A student asked me this question.  Since I live and work in the beautiful bubble known as Stanford University,and have no idea how things work in the Real World, I turned to outside help to answer the student’s question.

I first asked our Westlaw representative, who provided this interesting and useful piece of information:

Based on a recent article about Thomson Reuters revenue, “The WestlawNext legal database has been sold to more than 18,500 customers since its launch in February 2010, representing 34 percent of Westlaw’s revenue base.”


But I knew that our students would want to know more specific information, so I sent out a quick request on the Northern California Association of Law Libraries (NOCALL) listserv.  I received 21 replies — 6 from Biglaw law firms, 8 from small/midsize firms, 2 from county law libraries, 4 from the courts (U.S. District, United States Court of Appeals and California Appellate), and 1 from a state agency.  Of the 6 Biglaw law firms, 4 have WestlawNext (although one, at present, is only making it available to firm librarians — see comments below) and 2 do not.

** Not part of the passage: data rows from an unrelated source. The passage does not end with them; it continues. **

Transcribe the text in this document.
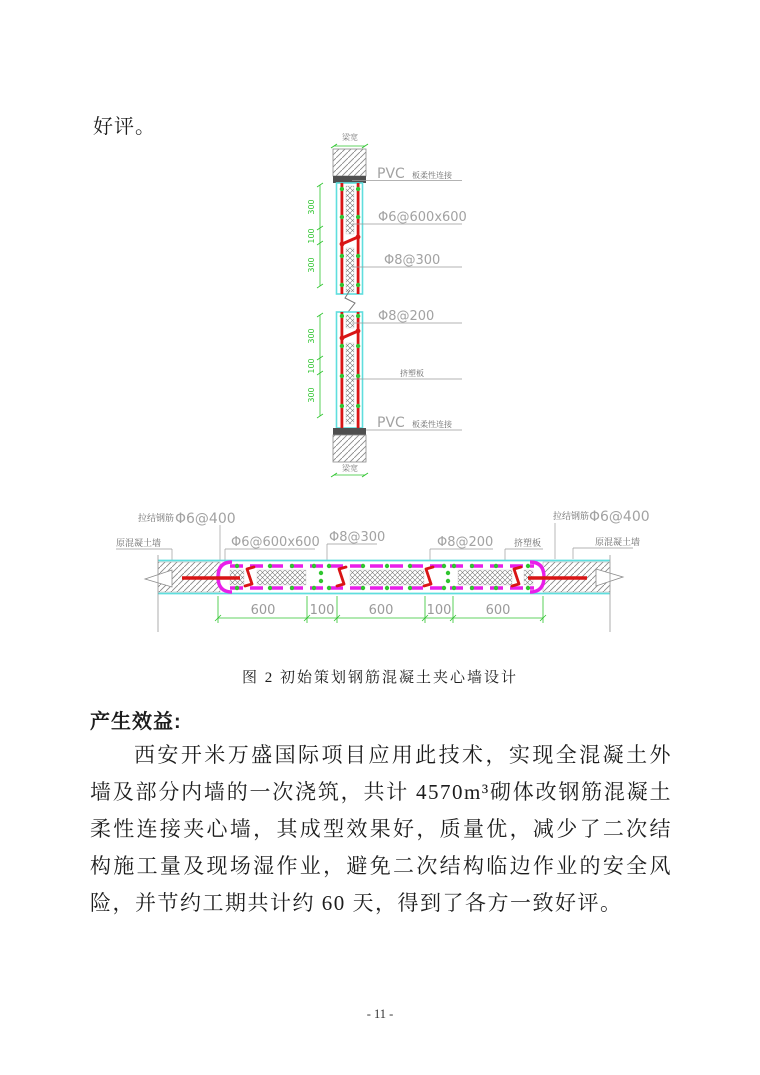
好评。	梁宽
300
100
300
PVC 板柔性连接
Φ6@600x600
Φ8@300
300
100
300
Φ8@200
挤塑板
PVC 板柔性连接
梁宽
拉结钢筋 Φ6@400
原混凝土墙	Φ6@600x600 Φ8@300	Φ8@200 挤塑板
拉结钢筋 Φ6@400
原混凝土墙
600	100	600	100	600

图 2 初始策划钢筋混凝土夹心墙设计

产生效益:

西安开米万盛国际项目应用此技术，实现全混凝土外墙及部分内墙的一次浇筑，共计 4570m³砌体改钢筋混凝土柔性连接夹心墙，其成型效果好，质量优，减少了二次结构施工量及现场湿作业，避免二次结构临边作业的安全风险，并节约工期共计约 60 天，得到了各方一致好评。

- 11 -
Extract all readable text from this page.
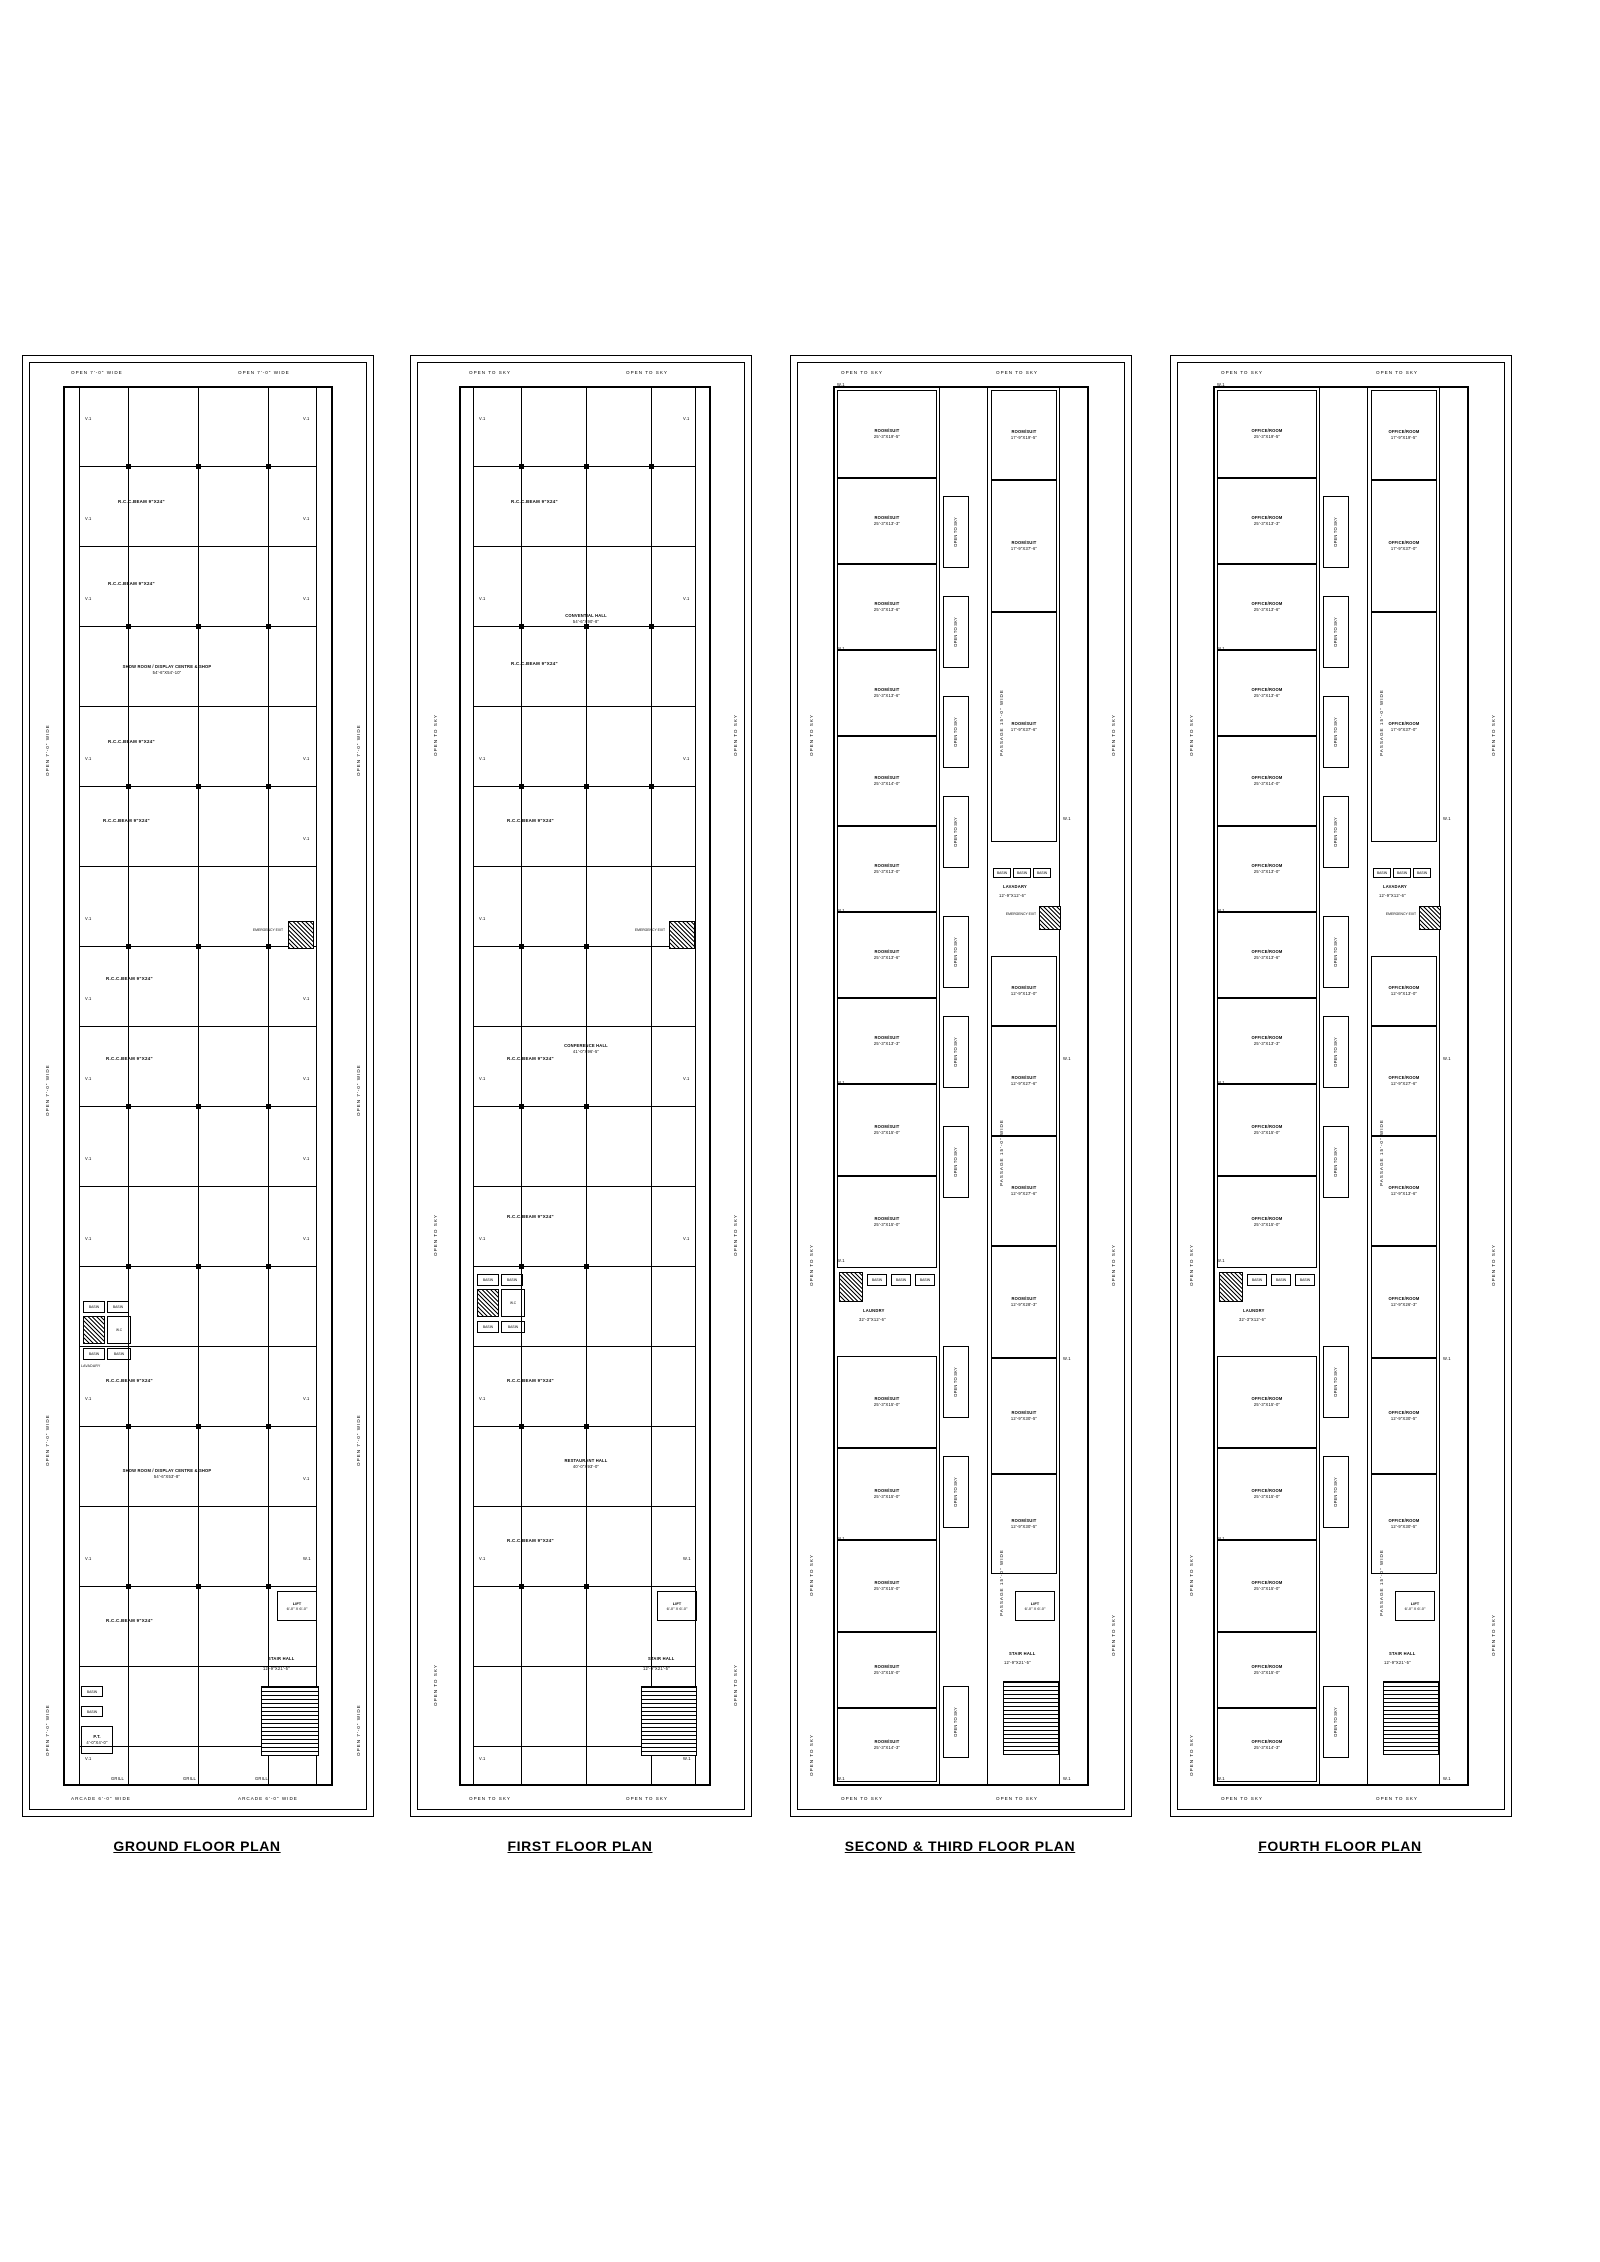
OPEN 7'-0" WIDE	OPEN 7'-0" WIDE
ARCADE 6'-0" WIDE	ARCADE 6'-0" WIDE
OPEN 7'-0" WIDE
OPEN 7'-0" WIDE
OPEN 7'-0" WIDE
OPEN 7'-0" WIDE
OPEN 7'-0" WIDE
OPEN 7'-0" WIDE
OPEN 7'-0" WIDE
OPEN 7'-0" WIDE
R.C.C.BEAM 9"X24"
R.C.C.BEAM 9"X24"
R.C.C.BEAM 9"X24"
R.C.C.BEAM 9"X24"
R.C.C.BEAM 9"X24"
R.C.C.BEAM 9"X24"
R.C.C.BEAM 9"X24"
R.C.C.BEAM 9"X24"
SHOW ROOM / DISPLAY CENTRE & SHOP
54'-6"X54'-10"
SHOW ROOM / DISPLAY CENTRE & SHOP
54'-6"X53'-8"
BASIN	BASIN
W.C
BASIN	BASIN
LAVADARY
EMERGENCY EXIT
LIFT
6'-0" X 6'-0"
STAIR HALL
12'-9"X21'-5"
BASIN
BASIN
P.T.
4'-0"X4'-0"
V.1
V.1
V.1
V.1
V.1
V.1
V.1
V.1
V.1
V.1
V.1
V.1
V.1
V.1
V.1
V.1
V.1
V.1
V.1
V.1
V.1
V.1
V.1
W.1
GRILL	GRILL	GRILL
GROUND FLOOR PLAN
OPEN TO SKY	OPEN TO SKY
OPEN TO SKY	OPEN TO SKY
OPEN TO SKY
OPEN TO SKY
OPEN TO SKY
OPEN TO SKY
OPEN TO SKY
OPEN TO SKY
R.C.C.BEAM 9"X24"
R.C.C.BEAM 9"X24"
R.C.C.BEAM 9"X24"
R.C.C.BEAM 9"X24"
R.C.C.BEAM 9"X24"
R.C.C.BEAM 9"X24"
R.C.C.BEAM 9"X24"
CONVENTIAL HALL
54'-6"X90'-8"
CONFERENCE HALL
41'-0"X96'-5"
RESTAURANT HALL
40'-0"X93'-0"
EMERGENCY EXIT
BASIN	BASIN
W.C
BASIN	BASIN
LIFT
6'-0" X 6'-0"
STAIR HALL
12'-9"X21'-5"
V.1
V.1
V.1
V.1
V.1
V.1
V.1
V.1
V.1
V.1
V.1
V.1
V.1
V.1
W.1
W.1
FIRST FLOOR PLAN
OPEN TO SKY	OPEN TO SKY
OPEN TO SKY	OPEN TO SKY
OPEN TO SKY
OPEN TO SKY
OPEN TO SKY
OPEN TO SKY
OPEN TO SKY
OPEN TO SKY
OPEN TO SKY
PASSAGE 15'-0" WIDE
PASSAGE 15'-0" WIDE
PASSAGE 15'-0" WIDE
ROOM/SUIT
25'-3"X19'-5"
ROOM/SUIT
25'-3"X13'-3"
ROOM/SUIT
25'-3"X13'-6"
ROOM/SUIT
25'-3"X13'-6"
ROOM/SUIT
25'-3"X14'-0"
ROOM/SUIT
25'-3"X13'-0"
ROOM/SUIT
25'-3"X13'-6"
ROOM/SUIT
25'-3"X13'-3"
ROOM/SUIT
25'-3"X15'-0"
ROOM/SUIT
25'-3"X15'-0"
ROOM/SUIT
25'-3"X15'-0"
ROOM/SUIT
25'-3"X15'-0"
ROOM/SUIT
25'-3"X15'-0"
ROOM/SUIT
25'-3"X15'-0"
ROOM/SUIT
25'-3"X14'-3"
BASIN	BASIN	BASIN
LAUNDRY
32'-3"X12'-6"
OPEN TO SKY
OPEN TO SKY
OPEN TO SKY
OPEN TO SKY
OPEN TO SKY
OPEN TO SKY
OPEN TO SKY
OPEN TO SKY
OPEN TO SKY
OPEN TO SKY
ROOM/SUIT
17'-9"X19'-5"
ROOM/SUIT
17'-9"X37'-6"
ROOM/SUIT
17'-9"X37'-6"
ROOM/SUIT
12'-9"X13'-0"
ROOM/SUIT
12'-9"X27'-6"
ROOM/SUIT
12'-9"X27'-6"
ROOM/SUIT
12'-9"X28'-3"
ROOM/SUIT
12'-9"X30'-5"
ROOM/SUIT
12'-9"X30'-5"
BASIN	BASIN	BASIN
LAVADARY
12'-9"X12'-6"
EMERGENCY EXIT
LIFT
6'-0" X 6'-0"
STAIR HALL
12'-9"X21'-5"
W.1
W.1
W.1
W.1
W.1
W.1
W.1
W.1
W.1
W.1
W.1
SECOND & THIRD FLOOR PLAN
OPEN TO SKY	OPEN TO SKY
OPEN TO SKY	OPEN TO SKY
OPEN TO SKY
OPEN TO SKY
OPEN TO SKY
OPEN TO SKY
OPEN TO SKY
OPEN TO SKY
OPEN TO SKY
PASSAGE 15'-0" WIDE
PASSAGE 15'-0" WIDE
PASSAGE 15'-0" WIDE
OFFICE/ROOM
25'-3"X19'-5"
OFFICE/ROOM
25'-3"X13'-3"
OFFICE/ROOM
25'-3"X13'-6"
OFFICE/ROOM
25'-3"X13'-6"
OFFICE/ROOM
25'-3"X14'-0"
OFFICE/ROOM
25'-3"X13'-0"
OFFICE/ROOM
25'-3"X13'-6"
OFFICE/ROOM
25'-3"X13'-3"
OFFICE/ROOM
25'-3"X15'-0"
OFFICE/ROOM
25'-3"X15'-0"
OFFICE/ROOM
25'-3"X15'-0"
OFFICE/ROOM
25'-3"X15'-0"
OFFICE/ROOM
25'-3"X15'-0"
OFFICE/ROOM
25'-3"X15'-0"
OFFICE/ROOM
25'-3"X14'-3"
BASIN	BASIN	BASIN
LAUNDRY
32'-3"X12'-6"
OPEN TO SKY
OPEN TO SKY
OPEN TO SKY
OPEN TO SKY
OPEN TO SKY
OPEN TO SKY
OPEN TO SKY
OPEN TO SKY
OPEN TO SKY
OPEN TO SKY
OFFICE/ROOM
17'-9"X19'-5"
OFFICE/ROOM
17'-9"X37'-0"
OFFICE/ROOM
17'-9"X37'-0"
OFFICE/ROOM
12'-9"X13'-0"
OFFICE/ROOM
12'-9"X27'-6"
OFFICE/ROOM
12'-9"X13'-6"
OFFICE/ROOM
12'-9"X26'-3"
OFFICE/ROOM
12'-9"X30'-5"
OFFICE/ROOM
12'-9"X30'-5"
BASIN	BASIN	BASIN
LAVADARY
12'-9"X12'-6"
EMERGENCY EXIT
LIFT
6'-0" X 6'-0"
STAIR HALL
12'-9"X21'-5"
W.1
W.1
W.1
W.1
W.1
W.1
W.1
W.1
W.1
W.1
W.1
FOURTH FLOOR PLAN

Of the 8 small/midsize firms, 5 have WestlawNext and 3 do not.

None of the public sector law libraries have WestlawNext.  The state agency reports that it might be added this summer.  I did find it a little ironic that the court libraries do not have WestlawNext — didn’t West get started by wooing the judiciary and treating judges extra special nice?

The comments I received were also very useful and I read many of them to my students, since they contain some great research tips and insights.

Here are a few of the comments:

I know that when firm librarians first saw the marketing materials, we were worried that the quality of search results would go down due to the one-box searching, but if anything the opposite has happened.  The result ranking is much better than it was previously, and you can see a lot more information before clicking into a document, which is great.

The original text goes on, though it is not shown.